LA NUOVA CASTA di Paolo Bagnoli

26 aprile 2018

LA NUOVA CASTA di Paolo Bagnoli

Chissà se quei cittadini, sempre citati dai vincitori delle recenti elezioni politiche quali destinatari di profetici cambiamenti, si sono resi conto di quanto sta avvenendo; vale a dire, dell´arrivo al potere di una vera e propria casta; ossia, di una classe politica tanto più inesperta e arruffona quanto più ama presentarsi alla stregua di un ceto sacerdotale di un cambiamento che, si ripete fino alla noia, il Paese aspetta da trent´anni. Il fenomeno è il prodotto del vuoto politico nel quale siamo immersi dall´inizio degli anni Novanta; esso morde fortemente le istituzioni e, nella tragica contesa tra populisti e demagoghi, grazie a una legge elettorale malpensata, non emerge una classe politica degna di questo nome. Emergono solo dei vincitori guidati da capi politici che si atteggiano, e si muovono, come i nuovi arroganti padroni della Repubblica.

Lo Stato è il campo proprio della politica. La democrazia è il sistema che, avendo a fondamento la sovranità popolare, mette a confronto i progetti di governo inerenti tutto quanto riguarda lo Stato: sia come ordinamento che insieme sociale. La lotta politica si alimenta nel confronto di idee, ideali e proposte concrete, ma esso, presuppone, un´idea del Paese: storica, culturale, civile, economica e sociale. Di tutto ciò non abbiamo nemmeno l´ombra. Un dibattito vero latita, lo spasmo governista prevale su ogni altra cosa; il senso del padronato della cosa pubblica prevale e, impunentemente, si può sostenere tutto e il contrario di tutto al fine di arrivare, pur nella divaricazione dei programmi, a una maggioranza di governo quale prova provata che i "nuovi" sono arrivati; una volta insediati, ai cittadini non rimane altro che sperare. Ma se la speranza del nuovo - grande illusione introdotta per primo da Matteo Renzi - si basa sulla cancellazione di una classe politica e pure di un metodo e di uno stile istituzionale - questioni non secondarie relativamente all´etica repubblicana - non ci vuol molto a capire che essa è stata vana e pure truffata da una prepotenza pericolosa; infatti, su una falsa morale, manichea e autoreferenziale, viene strumentalizzato il malessere esistente al fine esclusivo di ottenere un profitto privatistico. La conclamata nuova politica - "il governo del cambiamento" come lo si vuol chiamare senza fantasia rubando l´espressione a Pier Luigi Bersani che l´aveva adottata quando ebbe l´incarico - legittima, in tal modo, un nuovo ceto che ha nella propria autoaffermazione la ragione della propria esistenza al di fuori di ogni dimensione realmente morale e progettuale. Il confronto ,ma la cosa va avanti da tempo, è sostituito dai caroselli dei vari leader tra fette di popolo cui è chiesto solo di stare passivamente a guardare poiché, fatta eccezione per l´atto del voto, il loro dovere è esclusivamente quello di affidarsi o a un capo oppure addirittura a un computer. In tal modo il distacco tra i cittadini e lo Stato, che si dice di voler recuperare, è destinato ad aumentare. Così andando le cose, il binomio populismo-demagogia condurrà inevitabilmente a una "democrazia affidataria"; un qualcosa di simile a quella "non liberale "teorizzata in Ungheria.
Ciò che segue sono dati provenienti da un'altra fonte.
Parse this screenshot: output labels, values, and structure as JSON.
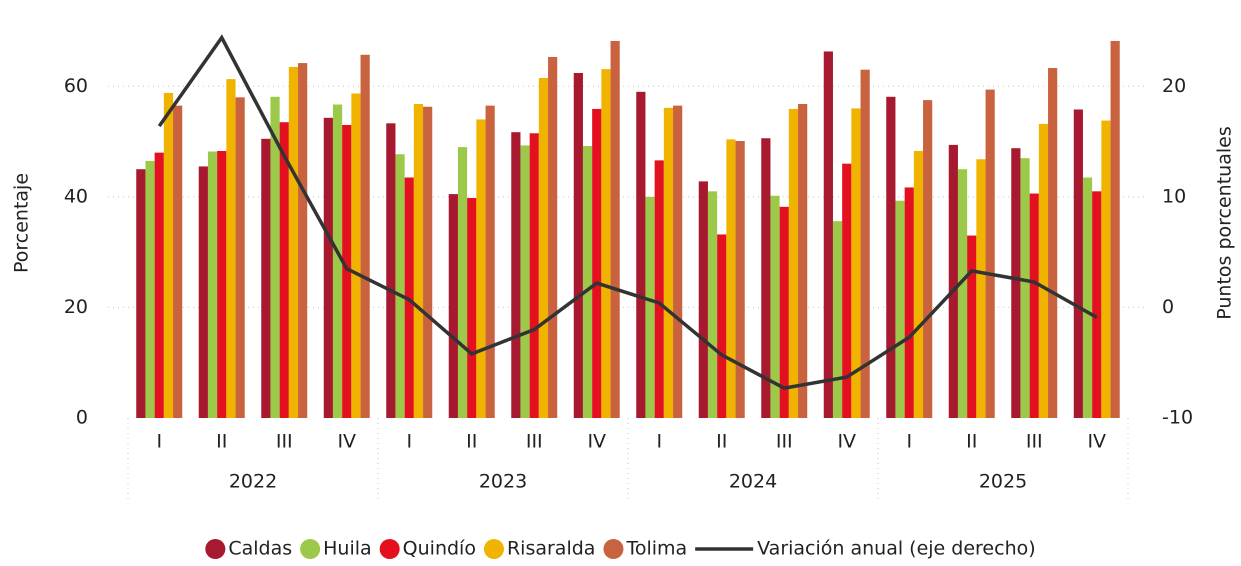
{
  "chart_data": {
    "type": "bar",
    "categories": [
      "I",
      "II",
      "III",
      "IV",
      "I",
      "II",
      "III",
      "IV",
      "I",
      "II",
      "III",
      "IV",
      "I",
      "II",
      "III",
      "IV"
    ],
    "years": [
      "2022",
      "2023",
      "2024",
      "2025"
    ],
    "ylabel": "Porcentaje",
    "y2label": "Puntos porcentuales",
    "ylim": [
      0,
      70
    ],
    "yticks": [
      0,
      20,
      40,
      60
    ],
    "y2lim": [
      -10,
      25
    ],
    "y2ticks": [
      -10,
      0,
      10,
      20
    ],
    "grid": true,
    "legend": "bottom",
    "series": [
      {
        "name": "Caldas",
        "color": "#a6192e",
        "values": [
          45,
          45.5,
          50.5,
          54.3,
          53.3,
          40.5,
          51.7,
          62.4,
          59,
          42.8,
          50.6,
          66.3,
          58.1,
          49.4,
          48.8,
          55.8
        ]
      },
      {
        "name": "Huila",
        "color": "#9dc94a",
        "values": [
          46.5,
          48.2,
          58.1,
          56.7,
          47.7,
          49,
          49.3,
          49.2,
          40,
          41,
          40.2,
          35.6,
          39.3,
          45,
          47,
          43.5
        ]
      },
      {
        "name": "Quindío",
        "color": "#e3101f",
        "values": [
          48,
          48.3,
          53.5,
          53,
          43.5,
          39.8,
          51.5,
          55.9,
          46.6,
          33.2,
          38.2,
          46,
          41.7,
          33,
          40.6,
          41
        ]
      },
      {
        "name": "Risaralda",
        "color": "#f0b400",
        "values": [
          58.8,
          61.3,
          63.5,
          58.7,
          56.8,
          54,
          61.5,
          63.1,
          56.1,
          50.4,
          55.9,
          56,
          48.3,
          46.8,
          53.2,
          53.8
        ]
      },
      {
        "name": "Tolima",
        "color": "#c9633f",
        "values": [
          56.5,
          58,
          64.2,
          65.7,
          56.3,
          56.5,
          65.3,
          68.2,
          56.5,
          50.1,
          56.8,
          63,
          57.5,
          59.4,
          63.3,
          68.2
        ]
      },
      {
        "name": "Variación anual (eje derecho)",
        "type": "line",
        "axis": "y2",
        "color": "#333333",
        "values": [
          16.4,
          24.4,
          13.7,
          3.5,
          0.7,
          -4.2,
          -2,
          2.2,
          0.4,
          -4.3,
          -7.3,
          -6.3,
          -2.7,
          3.3,
          2.3,
          -0.9
        ]
      }
    ]
  }
}
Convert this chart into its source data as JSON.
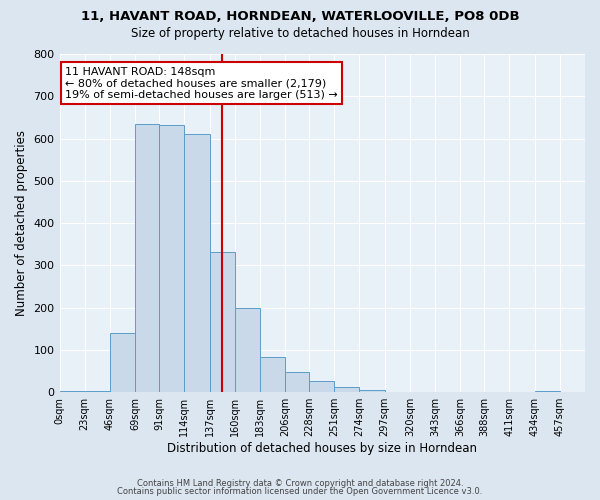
{
  "title": "11, HAVANT ROAD, HORNDEAN, WATERLOOVILLE, PO8 0DB",
  "subtitle": "Size of property relative to detached houses in Horndean",
  "xlabel": "Distribution of detached houses by size in Horndean",
  "ylabel": "Number of detached properties",
  "bin_labels": [
    "0sqm",
    "23sqm",
    "46sqm",
    "69sqm",
    "91sqm",
    "114sqm",
    "137sqm",
    "160sqm",
    "183sqm",
    "206sqm",
    "228sqm",
    "251sqm",
    "274sqm",
    "297sqm",
    "320sqm",
    "343sqm",
    "366sqm",
    "388sqm",
    "411sqm",
    "434sqm",
    "457sqm"
  ],
  "bin_edges": [
    0,
    23,
    46,
    69,
    91,
    114,
    137,
    160,
    183,
    206,
    228,
    251,
    274,
    297,
    320,
    343,
    366,
    388,
    411,
    434,
    457,
    480
  ],
  "bar_values": [
    3,
    3,
    140,
    635,
    632,
    610,
    332,
    200,
    84,
    47,
    27,
    12,
    5,
    0,
    0,
    0,
    0,
    0,
    0,
    3,
    0
  ],
  "bar_color": "#c9d9ea",
  "bar_edge_color": "#5a9ec8",
  "vline_x": 148,
  "vline_color": "#cc0000",
  "annotation_line1": "11 HAVANT ROAD: 148sqm",
  "annotation_line2": "← 80% of detached houses are smaller (2,179)",
  "annotation_line3": "19% of semi-detached houses are larger (513) →",
  "annotation_box_color": "#ffffff",
  "annotation_box_edge": "#cc0000",
  "ylim": [
    0,
    800
  ],
  "yticks": [
    0,
    100,
    200,
    300,
    400,
    500,
    600,
    700,
    800
  ],
  "footer_line1": "Contains HM Land Registry data © Crown copyright and database right 2024.",
  "footer_line2": "Contains public sector information licensed under the Open Government Licence v3.0.",
  "bg_color": "#dce6f0",
  "plot_bg_color": "#e8f0f8"
}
L´Italia è di fronte a un passaggio stretto e delicato. In gioco vi è la concezione stessa dello Stato di diritto e dei diritti; pensare che esistano soluzioni salvifiche è ingenuo in quanto ciò conduce sempre a una necessità messianica che contrasta con la concezione della democrazia, dei suoi valori e della sua capacità di coniugare quanto è "civile" con quanto è "sociale". La democrazia, cioè, non necessita di casta alcuna, ma di un ritorno deciso ed eticamente motivato alla politica se vogliamo che lo Stato democratico rimanga tale e si rafforzi ulteriormente.